2000 The Roundup Centre addition was completed (the City added eight acres of land to the lease, bringing the total to 151.32 acres).
2001 Stampede Park invested $7 million in a state-of-the-art Grandstand Stage, and more than $1 million in Park and Elbow River bank beautification.
2004 Calgary Exhibition & Stampede released an updated and detailed expansion and development plan—a 15-year, $550 million package of projects.
2005 An environmental committee was formed to address growing need to minimize the organization’s environmental footprint though recycling, reducing and adopting operational practices that respect our land, water, and air.
2006 Property acquisitions were completed (Stampede Park was then 193 acres).

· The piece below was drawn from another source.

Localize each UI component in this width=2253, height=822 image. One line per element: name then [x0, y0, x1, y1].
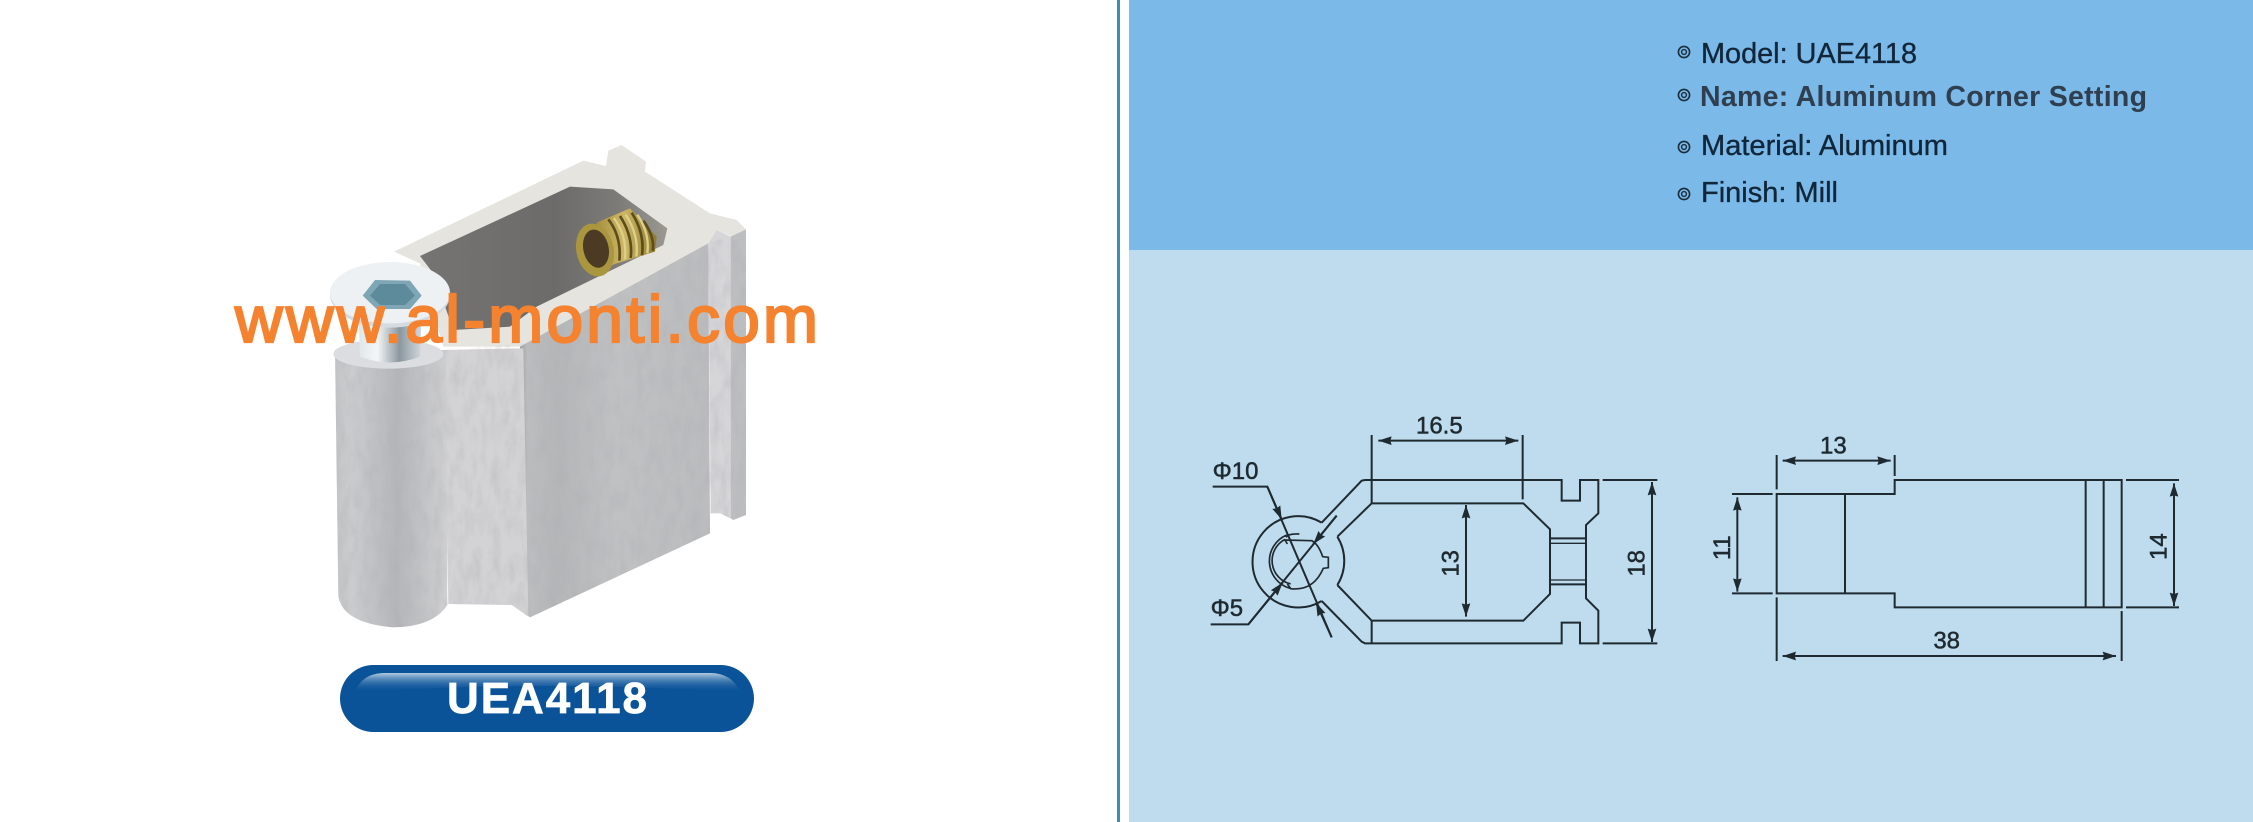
barrel cylinder	[335, 350, 447, 627]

Calgary City Council approved land use for Stampede Park, opening the way for development to begin.
June 2006 The Stampede announced plans to transform Stampede Park from a parking lot into a park over the course of several years. The greening project will replace asphalt with trees and reclaim the riverbanks towards the creation of a green oasis right in the heart of Calgary.
September 2006 Stampede Park Development Plan projects begin with the construction of a new and relocated Stampede Casino. This marked the first major step in fulfilling the vision of developing a world-class, year-round gathering place for Calgarians and visitors.
July 2007 Work began on the $50 million expansion of the Roundup Centre, fully funded through Government of Alberta grants. The additional 50,000-square-feet of exhibition space will meet growing demand in the city and will be completed by late Summer 2009.
January 2008 The Public Art program was launched with a mandate to create 10 heroic-sized bronze sculptures for Stampede Park and possible locations in downtown Calgary. The first three pieces are set to be unveiled in 2009.
February 2008 A $65-million investment was announced to build a state-of-the-art agriculture facility and redevelop up to 50 acres of Stampede Park. The new facility will be located in the Grandstand infield with construction set to begin immediately following Stampede 2009.
March 2008 The new Stampede Casino was sold to an outside partner, allowing the Calgary Stampede to reinvest revenue into other development projects.
June 2009 The Roundup Centre was renamed BMO Centre when BMO Financial Group acquired the naming rights to the building in the largest corporate sponsorship in Stampede history.